Muscles need rest to recover, while the brain requires sleep to work properly. In the short term sleep deprivation can lead to daytime sleepiness, clumsiness, and decreased concentration, and in the long term to hallucinations, poor judgement, impulsiveness, and in males increased risk taking behavior.
Studies found high school students who on average get an extra hour of sleep each night achieve higher GPAs and SAT scores than their peers. But at night many of our kids turn to their electronic devices and lose sleep. These devices emit higher levels of blue spectrum light, which can suppress the body’s natural melatonin, a hormone associated with the body’s sleep cycle. Harvard researchers found blue light can throw off our sleep cycle for up to three hours following six hours of screen time.

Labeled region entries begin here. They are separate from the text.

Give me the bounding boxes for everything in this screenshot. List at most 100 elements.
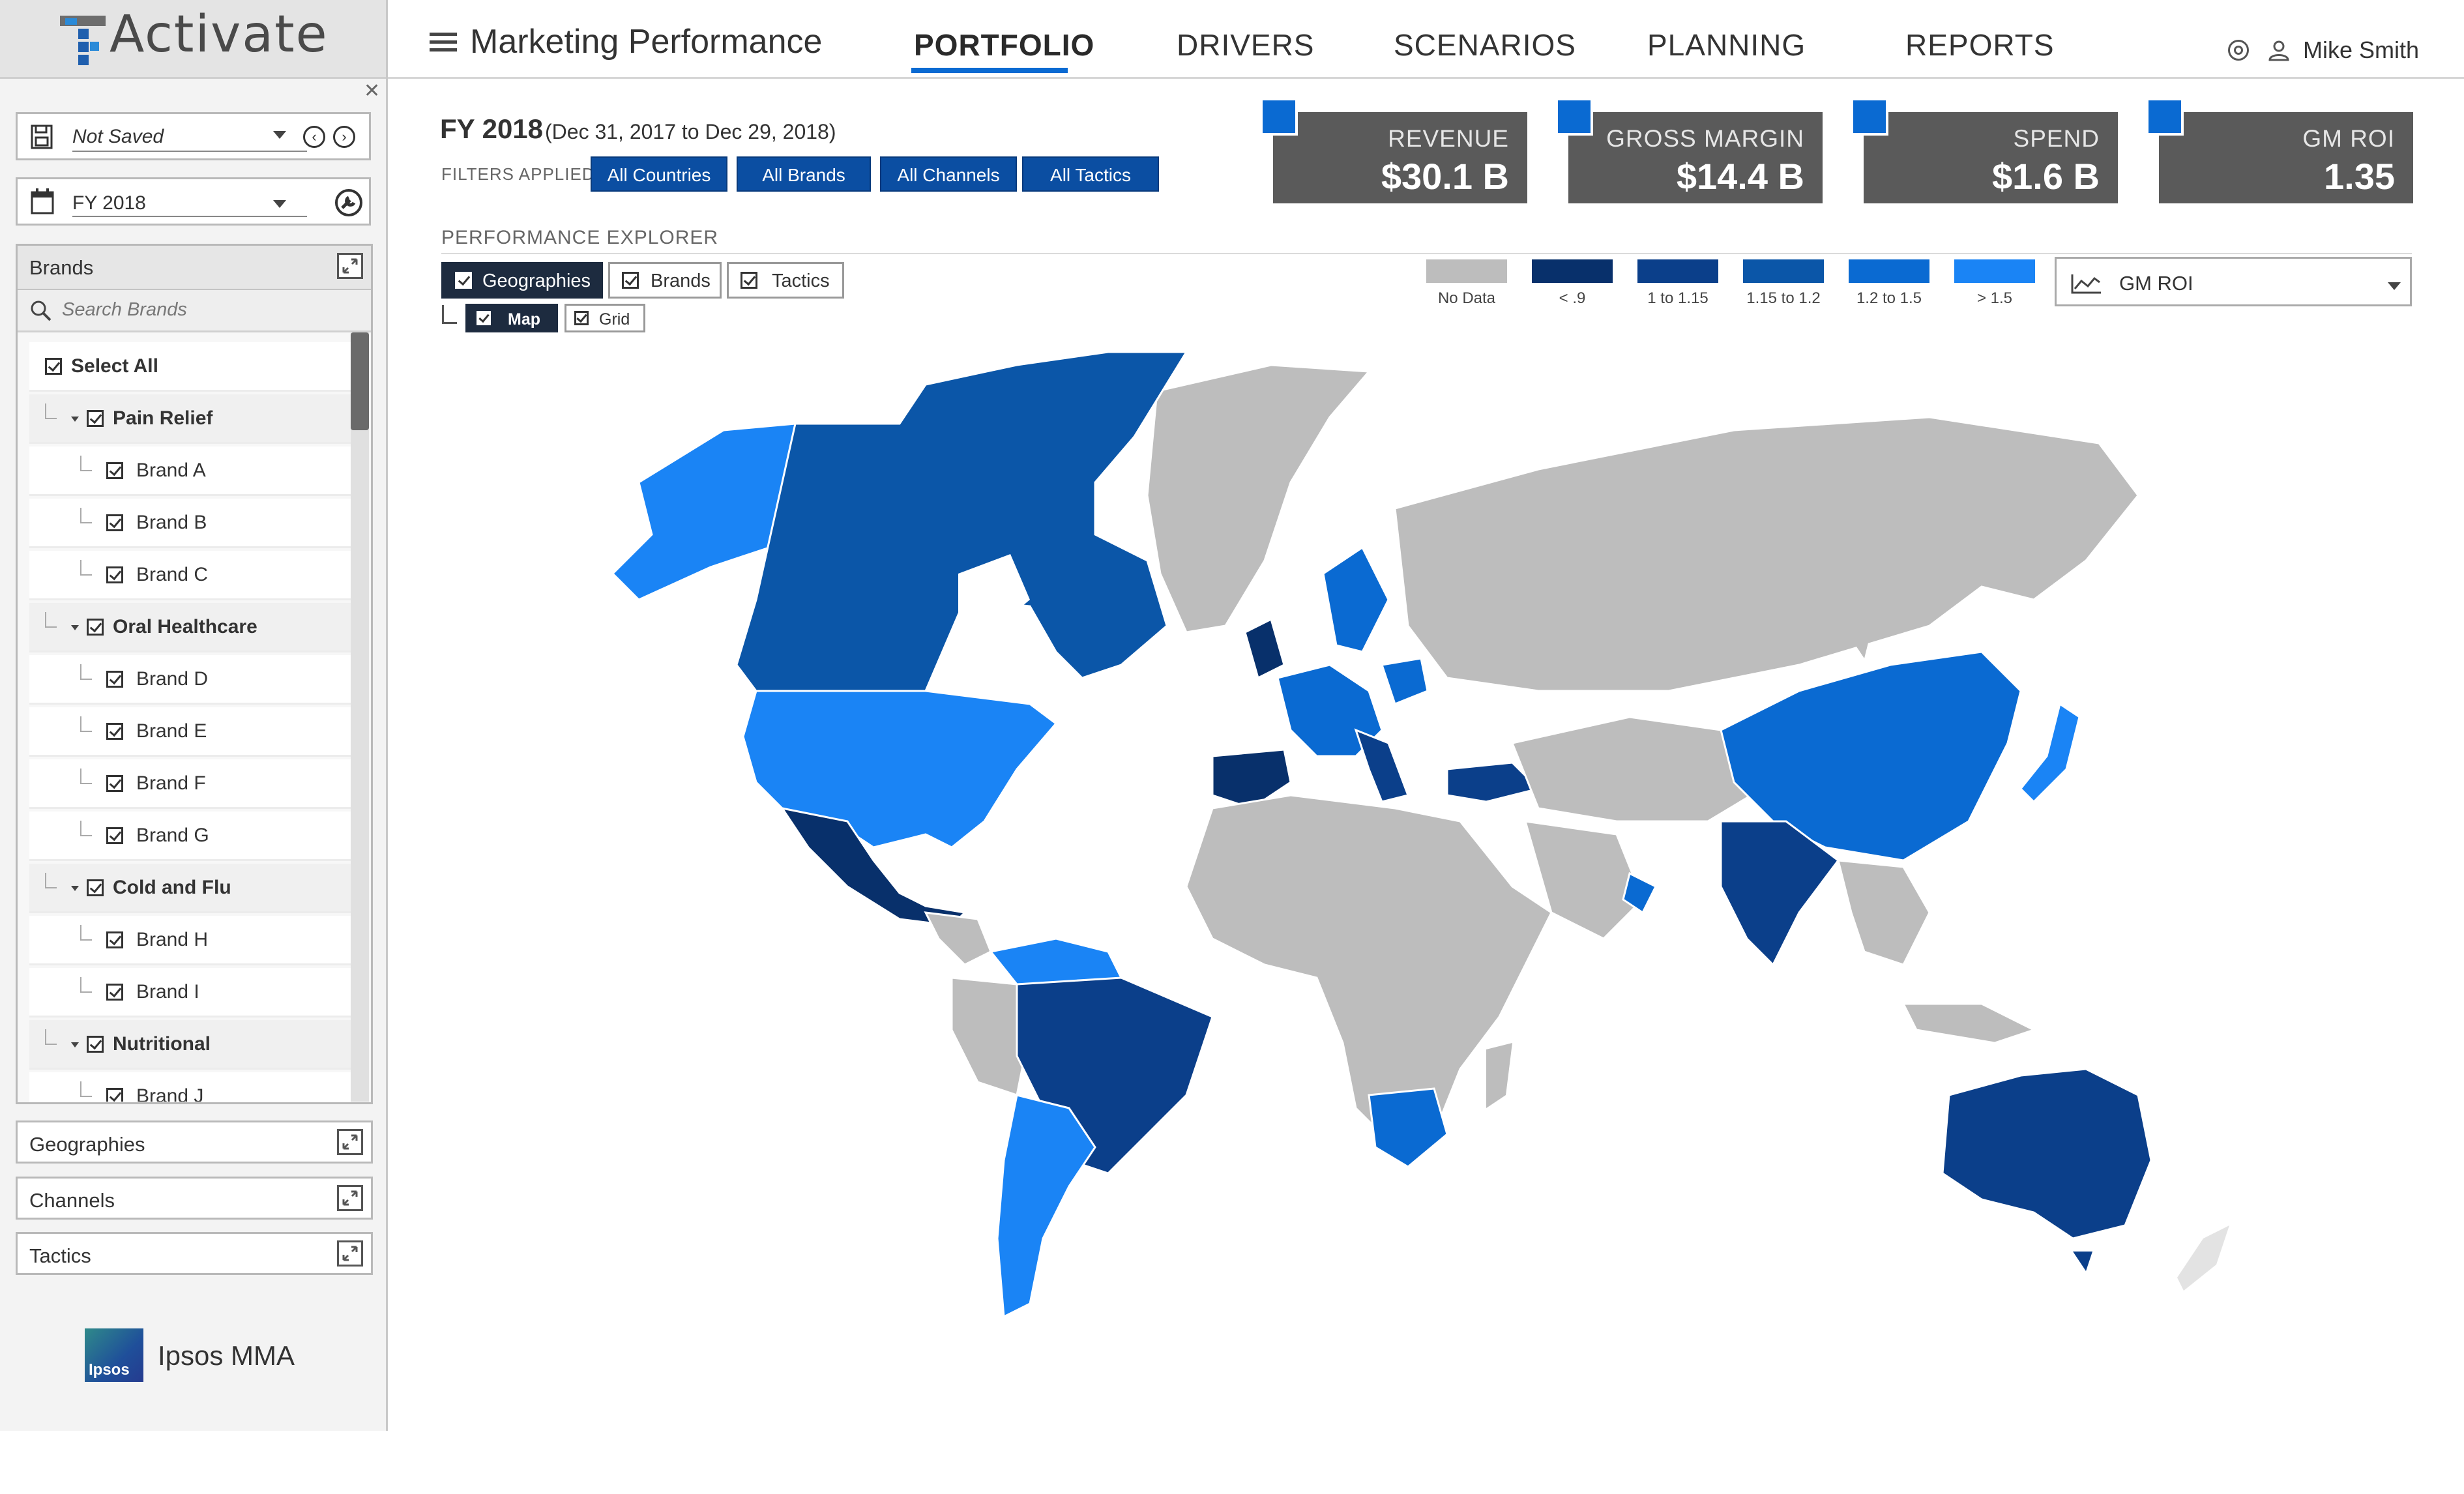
legend-label: > 1.5 bbox=[1976, 289, 2013, 307]
world-map[interactable] bbox=[561, 326, 2308, 1343]
filter-chip-channels[interactable]: All Channels bbox=[880, 156, 1017, 192]
ipsos-logo-mark: Ipsos bbox=[85, 1328, 143, 1382]
checkbox-icon[interactable] bbox=[106, 984, 123, 1001]
toggle-geographies[interactable]: Geographies bbox=[441, 262, 603, 299]
tree-connector bbox=[80, 769, 92, 784]
kpi-card-spend[interactable]: SPEND $1.6 B bbox=[1851, 98, 2118, 203]
expand-icon[interactable] bbox=[337, 1240, 363, 1267]
search-icon bbox=[31, 300, 51, 321]
brand-row[interactable]: Brand B bbox=[29, 499, 355, 548]
expand-icon[interactable] bbox=[337, 253, 363, 279]
collapse-sidebar-icon[interactable]: ✕ bbox=[364, 80, 380, 102]
checkbox-icon[interactable] bbox=[106, 723, 123, 740]
expand-caret-icon[interactable] bbox=[71, 625, 79, 630]
metric-select[interactable]: GM ROI bbox=[2055, 257, 2412, 306]
checkbox-icon[interactable] bbox=[106, 514, 123, 531]
map-region-uk bbox=[1244, 617, 1285, 680]
kpi-card-gross-margin[interactable]: GROSS MARGIN $14.4 B bbox=[1555, 98, 1823, 203]
brand-row-label: Brand C bbox=[136, 564, 209, 585]
kpi-card-gm-roi[interactable]: GM ROI 1.35 bbox=[2146, 98, 2413, 203]
map-region-japan bbox=[2019, 702, 2081, 804]
checkbox-icon[interactable] bbox=[87, 619, 104, 636]
brand-group-row-label: Nutritional bbox=[113, 1033, 211, 1055]
brand-row[interactable]: Brand F bbox=[29, 759, 355, 809]
expand-caret-icon[interactable] bbox=[71, 1042, 79, 1047]
filter-chip-brands[interactable]: All Brands bbox=[737, 156, 871, 192]
expand-caret-icon[interactable] bbox=[71, 886, 79, 891]
kpi-card-revenue[interactable]: REVENUE $30.1 B bbox=[1260, 98, 1527, 203]
brand-group-row[interactable]: Cold and Flu bbox=[29, 864, 355, 913]
brand-group-row-label: Pain Relief bbox=[113, 407, 213, 429]
expand-icon[interactable] bbox=[337, 1129, 363, 1155]
checkbox-icon[interactable] bbox=[45, 358, 62, 375]
tab-planning[interactable]: PLANNING bbox=[1647, 27, 1806, 63]
checkbox-icon[interactable] bbox=[106, 827, 123, 844]
kpi-value: $30.1 B bbox=[1381, 156, 1509, 197]
undo-icon[interactable]: ‹ bbox=[303, 126, 325, 148]
brand-row[interactable]: Brand H bbox=[29, 916, 355, 965]
checkbox-icon[interactable] bbox=[106, 671, 123, 688]
toggle-map-view[interactable]: Map bbox=[465, 304, 558, 332]
legend-swatch bbox=[1426, 259, 1507, 283]
checkbox-icon[interactable] bbox=[87, 879, 104, 896]
scenario-select[interactable]: Not Saved ‹ › bbox=[16, 112, 371, 160]
brand-list-scrollbar[interactable] bbox=[351, 332, 369, 1102]
toggle-brands[interactable]: Brands bbox=[608, 262, 722, 299]
ipsos-logo-text: Ipsos MMA bbox=[158, 1340, 295, 1371]
app-logo[interactable]: Activate bbox=[0, 0, 386, 79]
chevron-down-icon bbox=[2388, 282, 2401, 290]
redo-icon[interactable]: › bbox=[333, 126, 355, 148]
brand-row[interactable]: Brand G bbox=[29, 812, 355, 861]
map-region-italy bbox=[1354, 728, 1409, 803]
brand-row-label: Brand G bbox=[136, 825, 209, 846]
calendar-icon bbox=[31, 188, 54, 214]
checkbox-icon[interactable] bbox=[87, 410, 104, 427]
user-icon[interactable] bbox=[2268, 39, 2290, 61]
brand-tree: Select All Pain Relief Brand A Brand B Brand… bbox=[29, 342, 355, 1102]
brand-row[interactable]: Brand C bbox=[29, 551, 355, 600]
menu-icon[interactable] bbox=[430, 33, 457, 56]
legend-label: 1.15 to 1.2 bbox=[1746, 289, 1821, 307]
checkbox-icon[interactable] bbox=[106, 1088, 123, 1102]
brand-row[interactable]: Brand J bbox=[29, 1072, 355, 1102]
period-title: FY 2018 bbox=[440, 113, 544, 144]
brand-row-label: Brand D bbox=[136, 668, 209, 690]
tab-reports[interactable]: REPORTS bbox=[1905, 27, 2055, 63]
legend-swatch bbox=[1849, 259, 1929, 283]
toggle-tactics[interactable]: Tactics bbox=[727, 262, 844, 299]
brand-group-row[interactable]: Pain Relief bbox=[29, 394, 355, 444]
checkbox-icon[interactable] bbox=[87, 1036, 104, 1053]
period-select[interactable]: FY 2018 bbox=[16, 177, 371, 226]
tactics-panel[interactable]: Tactics bbox=[16, 1232, 373, 1275]
tree-connector bbox=[45, 1029, 57, 1045]
brand-row[interactable]: Brand A bbox=[29, 447, 355, 496]
tab-portfolio[interactable]: PORTFOLIO bbox=[914, 27, 1094, 63]
tab-drivers[interactable]: DRIVERS bbox=[1177, 27, 1314, 63]
checkbox-icon[interactable] bbox=[106, 931, 123, 948]
brand-search-input[interactable]: Search Brands bbox=[18, 290, 371, 332]
brand-row[interactable]: Brand E bbox=[29, 707, 355, 757]
geographies-panel[interactable]: Geographies bbox=[16, 1120, 373, 1164]
checkbox-icon[interactable] bbox=[106, 775, 123, 792]
help-icon[interactable] bbox=[2228, 40, 2249, 61]
brand-group-row[interactable]: Nutritional bbox=[29, 1020, 355, 1070]
chevron-down-icon bbox=[273, 131, 286, 139]
channels-panel[interactable]: Channels bbox=[16, 1177, 373, 1220]
expand-icon[interactable] bbox=[337, 1185, 363, 1211]
user-name[interactable]: Mike Smith bbox=[2303, 37, 2419, 64]
brand-row-label: Brand J bbox=[136, 1085, 204, 1102]
kpi-indicator bbox=[2146, 98, 2184, 136]
expand-caret-icon[interactable] bbox=[71, 417, 79, 422]
filter-chip-tactics[interactable]: All Tactics bbox=[1022, 156, 1159, 192]
scrollbar-thumb[interactable] bbox=[351, 332, 369, 430]
checkbox-icon[interactable] bbox=[106, 566, 123, 583]
filter-chip-countries[interactable]: All Countries bbox=[591, 156, 727, 192]
brands-panel-title: Brands bbox=[29, 256, 94, 279]
select-all-row[interactable]: Select All bbox=[29, 342, 355, 392]
brand-row[interactable]: Brand D bbox=[29, 655, 355, 705]
tab-scenarios[interactable]: SCENARIOS bbox=[1394, 27, 1576, 63]
brand-row[interactable]: Brand I bbox=[29, 968, 355, 1018]
checkbox-icon[interactable] bbox=[106, 462, 123, 479]
settings-wrench-icon[interactable] bbox=[334, 188, 363, 217]
brand-group-row[interactable]: Oral Healthcare bbox=[29, 603, 355, 652]
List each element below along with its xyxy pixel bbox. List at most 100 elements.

If your kids must be on their devices for school, then consider having them wear orange-lens (blue-blocking) glasses two to three hours before bed. Another key is to wake up at the same time each day. Getting exposure to full spectrum light (daylight) helps reset the circadian rhythm or sleep cycle.
If your child is not falling asleep within a half hour after going to bed their mind may be very active. These are typically high achievers who need to learn techniques to quiet the mind. Mindfulness is one such approach; focusing on the present, without judging thoughts as good or bad. One exercise that can help is to repeatedly count slowly from 30 to 1 while trying to hear and see each number in your mind.
Which approach to sleep troubles is right for your child depends on the source of the problem. You might find traditional Chinese medicine such as acupuncture and herbs can help. My grandmother’s solution was a glass of warm milk with her secret ingredient (I think it was a little brown sugar), and that always worked for me.